R3-PCQA: Ray-Reprojection-Reinforcement for No-Reference 3D Point Cloud Quality Assessment¶

Conference: CVPR 2026
Paper: CVF Open Access
Code: None
Area: 3D Vision
Keywords: Point cloud quality assessment, No-reference quality assessment, Reinforcement learning, Multi-view fusion, Human visual system

TL;DR¶

R3-PCQA explicitly encodes three human visual perception mechanisms for 3D objects (viewpoint dependence, selective attention, and multi-view integration) into a no-reference point cloud quality assessment pipeline. It establishes precise 2D-3D correspondences via ray-point cloud intersection, adaptively selects the most critical local sub-point clouds using a reinforcement learning contextual bandit, and performs local-to-global aggregation via global viewpoint attention, achieving state-of-the-art performance across three benchmarks: SJTU-PCQA, WPC, and WPC2.0.

Background & Motivation¶

Background: Point clouds are increasingly common in autonomous driving, LiDAR perception, and AR/VR, but distortions are introduced during acquisition, compression, transmission, and rendering. No-Reference Point Cloud Quality Assessment (NR-PCQA) aims to predict Mean Opinion Scores (MOS) without reference to pristine point clouds. Recent mainstream approaches are multimodal methods, which utilize both 2D projected images and 3D point clouds, such as MM-PCQA (late fusion) and MFT-PCQA (Transformer fusion).
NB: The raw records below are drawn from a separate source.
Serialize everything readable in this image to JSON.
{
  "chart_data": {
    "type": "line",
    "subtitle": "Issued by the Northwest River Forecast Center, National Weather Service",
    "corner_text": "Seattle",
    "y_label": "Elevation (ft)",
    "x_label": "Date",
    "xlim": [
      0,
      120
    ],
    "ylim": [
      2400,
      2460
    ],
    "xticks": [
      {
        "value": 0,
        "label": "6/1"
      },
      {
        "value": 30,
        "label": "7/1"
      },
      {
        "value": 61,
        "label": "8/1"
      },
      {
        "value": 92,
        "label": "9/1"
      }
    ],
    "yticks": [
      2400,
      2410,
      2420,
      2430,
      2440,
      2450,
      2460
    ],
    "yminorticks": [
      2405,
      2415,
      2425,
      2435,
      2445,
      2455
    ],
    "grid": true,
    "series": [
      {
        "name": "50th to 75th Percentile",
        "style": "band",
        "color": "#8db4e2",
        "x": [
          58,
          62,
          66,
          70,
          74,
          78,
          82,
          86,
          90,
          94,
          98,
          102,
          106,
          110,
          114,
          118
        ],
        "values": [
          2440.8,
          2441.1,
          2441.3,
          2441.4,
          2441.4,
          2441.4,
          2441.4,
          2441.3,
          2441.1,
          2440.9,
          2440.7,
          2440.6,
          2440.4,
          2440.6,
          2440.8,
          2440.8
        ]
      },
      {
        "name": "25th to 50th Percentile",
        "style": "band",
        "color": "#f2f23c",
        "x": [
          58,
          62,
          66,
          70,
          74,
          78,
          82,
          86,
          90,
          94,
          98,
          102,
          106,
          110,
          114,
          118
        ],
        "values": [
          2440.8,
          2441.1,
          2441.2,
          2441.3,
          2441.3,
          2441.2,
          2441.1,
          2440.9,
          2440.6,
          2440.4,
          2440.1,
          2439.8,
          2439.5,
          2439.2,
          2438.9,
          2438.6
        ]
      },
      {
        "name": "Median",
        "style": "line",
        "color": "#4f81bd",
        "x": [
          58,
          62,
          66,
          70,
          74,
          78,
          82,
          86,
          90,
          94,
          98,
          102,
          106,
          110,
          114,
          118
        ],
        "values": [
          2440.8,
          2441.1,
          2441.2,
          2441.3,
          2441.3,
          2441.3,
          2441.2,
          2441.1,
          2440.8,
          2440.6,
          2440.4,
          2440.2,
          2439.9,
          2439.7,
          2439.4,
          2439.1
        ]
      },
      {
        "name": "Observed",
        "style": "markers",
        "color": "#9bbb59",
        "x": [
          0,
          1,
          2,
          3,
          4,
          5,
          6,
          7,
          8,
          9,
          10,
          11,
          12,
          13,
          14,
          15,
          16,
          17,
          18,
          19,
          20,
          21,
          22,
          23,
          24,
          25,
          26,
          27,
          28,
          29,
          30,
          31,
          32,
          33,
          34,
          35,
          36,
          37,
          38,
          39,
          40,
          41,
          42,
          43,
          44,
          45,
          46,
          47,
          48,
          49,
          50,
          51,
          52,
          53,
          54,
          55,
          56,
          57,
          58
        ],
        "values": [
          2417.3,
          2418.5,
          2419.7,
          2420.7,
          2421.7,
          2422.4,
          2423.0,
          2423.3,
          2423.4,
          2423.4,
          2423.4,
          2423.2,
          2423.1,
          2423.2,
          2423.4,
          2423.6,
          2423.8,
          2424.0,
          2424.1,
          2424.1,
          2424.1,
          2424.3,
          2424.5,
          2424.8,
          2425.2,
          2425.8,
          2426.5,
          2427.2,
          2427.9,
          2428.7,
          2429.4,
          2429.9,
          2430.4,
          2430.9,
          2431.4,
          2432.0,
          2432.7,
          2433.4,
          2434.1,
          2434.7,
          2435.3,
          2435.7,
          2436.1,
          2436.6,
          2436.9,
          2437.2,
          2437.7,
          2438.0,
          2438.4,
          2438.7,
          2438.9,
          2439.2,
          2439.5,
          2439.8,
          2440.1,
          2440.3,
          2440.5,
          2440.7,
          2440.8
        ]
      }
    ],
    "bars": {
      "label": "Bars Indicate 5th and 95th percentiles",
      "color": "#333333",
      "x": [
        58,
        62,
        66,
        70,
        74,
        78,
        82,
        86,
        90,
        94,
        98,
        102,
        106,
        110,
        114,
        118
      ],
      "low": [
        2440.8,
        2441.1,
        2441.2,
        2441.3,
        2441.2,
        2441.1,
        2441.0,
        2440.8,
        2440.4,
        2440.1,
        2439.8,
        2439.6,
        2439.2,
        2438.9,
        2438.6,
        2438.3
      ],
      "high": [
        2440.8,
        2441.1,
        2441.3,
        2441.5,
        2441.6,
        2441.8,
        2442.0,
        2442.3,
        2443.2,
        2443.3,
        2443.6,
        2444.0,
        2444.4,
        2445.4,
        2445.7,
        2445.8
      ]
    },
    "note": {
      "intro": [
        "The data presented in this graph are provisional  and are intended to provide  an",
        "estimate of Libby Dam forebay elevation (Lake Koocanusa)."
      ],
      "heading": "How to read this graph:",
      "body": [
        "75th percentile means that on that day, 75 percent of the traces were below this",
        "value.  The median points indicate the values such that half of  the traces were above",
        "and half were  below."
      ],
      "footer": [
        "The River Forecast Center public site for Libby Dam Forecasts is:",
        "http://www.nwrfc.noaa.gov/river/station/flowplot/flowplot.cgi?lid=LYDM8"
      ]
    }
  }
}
Limitations of Prior Work: Almost all of these methods treat 2D projections and 3D point clouds as two independent modalities and merge them using straightforward feature concatenation. This approach has two fundamental flaws. First, it fails to establish a geometric correspondence between 2D and 3D, making it impossible to depict how 3D spatial distortions manifest on 2D projections and vice versa, thereby omitting the viewpoint-dependent perception mechanism. Second, it performs uniform global averaging, ignoring the selective attention of the human eye—humans do not score all regions of an object uniformly but are instead dominated by locally degraded and detail-sparse regions in their overall judgment.

Key Challenge: The Human Visual System (HVS) processes 3D stimuli holistically, treating surface geometry and texture as perceptually inseparable. However, existing methods decouple them in implementation, resulting in "multi-view" pipelines that do not reflect true cognitive multi-view integration.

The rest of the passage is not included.